CAPE CANAVERAL, FL – Less than 24 hours apart a pair of critical crew and cargo spaceships successfully launched back to back to the International Space Station (ISS) on Tuesday and Wednesday, Sept. 24 & Sept. 25 – the Japanese HTV-8 cargo freighter from Japan and Russia’s Soyuz MS-15 crew vessel from Kazakhstan respectively, making for a hugely busy week of space action!
Thus the orbiting outpost is now temporarily home to 9 humans from 4 countries for the next week !! – living and working peacefully in space cooperatively for all humanity.
Carrying a new multinational trio of spaceflyers, the Russian Soyuz MS-15 spaceship blasted off at 9:57 a.m. EDT (6:57 p.m. Kazakhstan time) from the Baikonur Cosmodrome in Kazakhstan with NASA astronaut Jessica Meir, Oleg Skripochka of the Russian space agency Roscosmos, and the first space traveler from the United Arab Emirates (UAE), Hazzaa Ali Almansoori.
And NASA astronaut Christina Koch snapped an absolutely beyond stunning photo of the Soyuz MS-15 blastoff this morning Sept. 25 from on board tha Space Station with the second stage exhaust plume brilliantly lit up – as her best friend NASA astronaut Jessica Meir soars to orbit with her new trio for a space docking just four orbits and six hours later at the aft end of the Russian Zvezda service module.
The Roscosmos Soyuz docked at the million pound orbiting research complex at 3:42 p.m. EDT while soaring 264 miles over the south Pacific off the west coast of Chile. The entire launch and docking sequence was carried live on NASA TV.
During the welcome ceremony, the three newest station residents were greeted by the current Expedition 60 crew comprising NASA astronauts Christina Koch, Nick Hague, Andrew Morgan, ESA (European Space Agency) astronaut Luca Parmitano, cosmonaut Alexander Skvortsov (Roscosmos) and station commander Alexey Ovchinin also of Roscosmos.
This is Meir’s and Almansoori’s first spaceflight and Skripochka’s third.
The unusually high number of 9 crew on board is the most since 2015 since September 2015, when nine crew members were aboard for seven days during Scott Kelly and Mikhail Kornienko’s year-long mission.
The crew size will return to its normal of six with the departure of Soyuz MS-12 spacecraft when it returns to Earth Thursday, Oct. 3 with spaceflight participant Hazzaa Ali Almansoori along with Hague and Ovchinin, who are completing more than 200 days in space.
With their departure Expedition 61 officially begins.
Overall Almansoori is the 10th spaceflight participant – under contracts with Roscosmos – and the first since 2009.
Overall 239 people from 19 countries have now visited the International Space Station since assembly began.
Meanwhile the Japan Aerospace Exploration Agency (JAXA) H-IIB rocket launched at 12:05 p.m.
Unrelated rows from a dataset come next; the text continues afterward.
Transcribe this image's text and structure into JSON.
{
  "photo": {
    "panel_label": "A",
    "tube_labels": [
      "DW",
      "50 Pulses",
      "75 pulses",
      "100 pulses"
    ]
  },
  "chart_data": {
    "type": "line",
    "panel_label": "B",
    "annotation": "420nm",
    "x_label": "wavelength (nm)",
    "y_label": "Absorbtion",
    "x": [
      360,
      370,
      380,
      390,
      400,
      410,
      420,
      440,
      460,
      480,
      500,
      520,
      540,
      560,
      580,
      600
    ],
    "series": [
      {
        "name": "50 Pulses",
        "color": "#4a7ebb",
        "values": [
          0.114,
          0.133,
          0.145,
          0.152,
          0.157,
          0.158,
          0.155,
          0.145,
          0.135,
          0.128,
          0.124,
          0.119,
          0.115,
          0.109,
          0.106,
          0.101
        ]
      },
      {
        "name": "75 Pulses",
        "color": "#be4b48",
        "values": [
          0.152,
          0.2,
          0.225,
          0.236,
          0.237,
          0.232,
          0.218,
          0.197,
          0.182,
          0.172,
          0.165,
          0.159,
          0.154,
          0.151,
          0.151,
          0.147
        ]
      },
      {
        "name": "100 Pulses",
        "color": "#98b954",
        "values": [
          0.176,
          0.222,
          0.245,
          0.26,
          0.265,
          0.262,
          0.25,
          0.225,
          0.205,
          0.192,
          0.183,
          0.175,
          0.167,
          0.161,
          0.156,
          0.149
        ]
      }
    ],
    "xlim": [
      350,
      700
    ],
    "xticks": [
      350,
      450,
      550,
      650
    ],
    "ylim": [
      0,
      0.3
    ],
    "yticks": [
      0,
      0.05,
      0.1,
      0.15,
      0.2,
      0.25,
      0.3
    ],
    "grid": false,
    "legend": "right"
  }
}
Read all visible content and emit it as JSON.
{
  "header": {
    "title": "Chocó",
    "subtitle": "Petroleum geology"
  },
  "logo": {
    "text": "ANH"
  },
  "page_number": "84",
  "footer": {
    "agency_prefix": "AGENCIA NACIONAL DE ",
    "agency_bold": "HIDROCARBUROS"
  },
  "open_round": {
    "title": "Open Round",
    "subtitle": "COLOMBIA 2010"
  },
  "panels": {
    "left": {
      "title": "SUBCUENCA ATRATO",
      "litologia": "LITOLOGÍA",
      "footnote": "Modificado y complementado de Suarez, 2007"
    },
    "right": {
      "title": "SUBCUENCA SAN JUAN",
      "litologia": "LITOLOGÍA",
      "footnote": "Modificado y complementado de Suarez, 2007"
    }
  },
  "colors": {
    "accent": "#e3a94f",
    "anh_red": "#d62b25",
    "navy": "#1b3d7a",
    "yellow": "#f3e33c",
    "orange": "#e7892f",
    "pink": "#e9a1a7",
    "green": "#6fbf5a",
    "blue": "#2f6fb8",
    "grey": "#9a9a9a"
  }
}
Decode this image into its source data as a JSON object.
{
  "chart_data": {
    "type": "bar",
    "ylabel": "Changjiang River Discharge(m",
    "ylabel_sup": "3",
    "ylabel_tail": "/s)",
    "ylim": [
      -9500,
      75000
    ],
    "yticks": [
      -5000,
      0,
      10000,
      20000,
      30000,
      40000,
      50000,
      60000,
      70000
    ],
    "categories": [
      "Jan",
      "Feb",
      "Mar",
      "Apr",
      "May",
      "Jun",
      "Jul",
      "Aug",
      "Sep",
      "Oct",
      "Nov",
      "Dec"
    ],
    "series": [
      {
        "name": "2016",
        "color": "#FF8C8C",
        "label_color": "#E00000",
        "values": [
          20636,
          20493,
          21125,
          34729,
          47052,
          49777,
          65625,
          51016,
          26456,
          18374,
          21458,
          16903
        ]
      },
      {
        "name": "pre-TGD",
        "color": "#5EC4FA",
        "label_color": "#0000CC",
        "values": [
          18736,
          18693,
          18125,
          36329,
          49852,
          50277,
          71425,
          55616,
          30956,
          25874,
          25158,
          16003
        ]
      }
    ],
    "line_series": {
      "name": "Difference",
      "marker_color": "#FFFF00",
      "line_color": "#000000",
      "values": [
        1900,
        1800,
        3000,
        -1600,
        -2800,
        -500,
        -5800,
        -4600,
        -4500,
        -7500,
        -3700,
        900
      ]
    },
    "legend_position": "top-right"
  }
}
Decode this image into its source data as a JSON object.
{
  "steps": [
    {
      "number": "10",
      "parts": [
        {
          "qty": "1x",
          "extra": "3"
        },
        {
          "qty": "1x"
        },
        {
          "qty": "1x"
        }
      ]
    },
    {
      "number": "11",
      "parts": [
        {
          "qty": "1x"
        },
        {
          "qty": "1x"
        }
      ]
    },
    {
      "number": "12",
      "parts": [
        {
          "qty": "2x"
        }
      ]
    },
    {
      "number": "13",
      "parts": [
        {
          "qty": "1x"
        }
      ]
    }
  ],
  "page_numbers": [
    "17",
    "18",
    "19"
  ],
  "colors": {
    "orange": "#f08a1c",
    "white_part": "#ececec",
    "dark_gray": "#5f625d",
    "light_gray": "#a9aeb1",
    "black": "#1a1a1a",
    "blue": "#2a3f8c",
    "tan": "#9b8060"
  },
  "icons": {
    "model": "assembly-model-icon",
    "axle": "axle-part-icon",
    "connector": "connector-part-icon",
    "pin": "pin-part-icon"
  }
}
EDT Tuesday, Sept. 24 (1:05 a.m. Sept. 25 in Japan) from the Tanegashima Space Center in southern Japan. At the time of launch, the space station was flying 258 statute miles over Mali in southwest Africa.
A little more than 15 minutes after launch, the unpiloted H-II Transfer Vehicle-8 (HTV-8) cargo spacecraft successfully separated from the rocket and began its four-day rendezvous with the International Space Station.
The HTV-8 cargo freighter named Kounotori from JAXA (Japan Aerospace Exploration Agency) is packed with over four tons of crew supplies, station hardware and new science experiments.
It will arrive at the station Saturday.
“NASA astronauts Christina Koch and Andrew Morgan will capture Kounotori with the Canadarm2 robotic arm around 7:15 a.m. Ground controllers will then take over and remotely install the Japanese resupply ship to the Harmony module about three hours later,” says NASA.
This is the 8th HTV resupply ship to launch to the ISS. Among the cargo are six new Lithium-ion batteries that will be swapped out for old nickel-hydrogen batteries as part of the ISS power supply system during astronaut spacewalks in October.
Japan’s H-2B rocket from prime contractor Mitsubishi Heavy Industries stands 186-feet-tall (56.6-meters).
“The Expedition 61 crew will spend more than six months conducting about 250 science investigations in fields such as biology, Earth science, human research, physical sciences, and technology development. Work on the unique microgravity laboratory advances scientific knowledge and demonstrates new technologies, making research breakthroughs that will enable long-duration human and robotic exploration of the Moon and Mars,” says NASA.
“During Expedition 61, crew members will install new lithium-ion batteries for two of the station’s solar array power channels through a series of spacewalks. Later in the expedition, spacewalkers are scheduled to upgrade and repair the Alpha Magnetic Spectrometer, a key science instrument housed outside the station to study dark matter and the origins of the universe.”
Great articl1e! Your posts are so interesting and I learn a lot from them.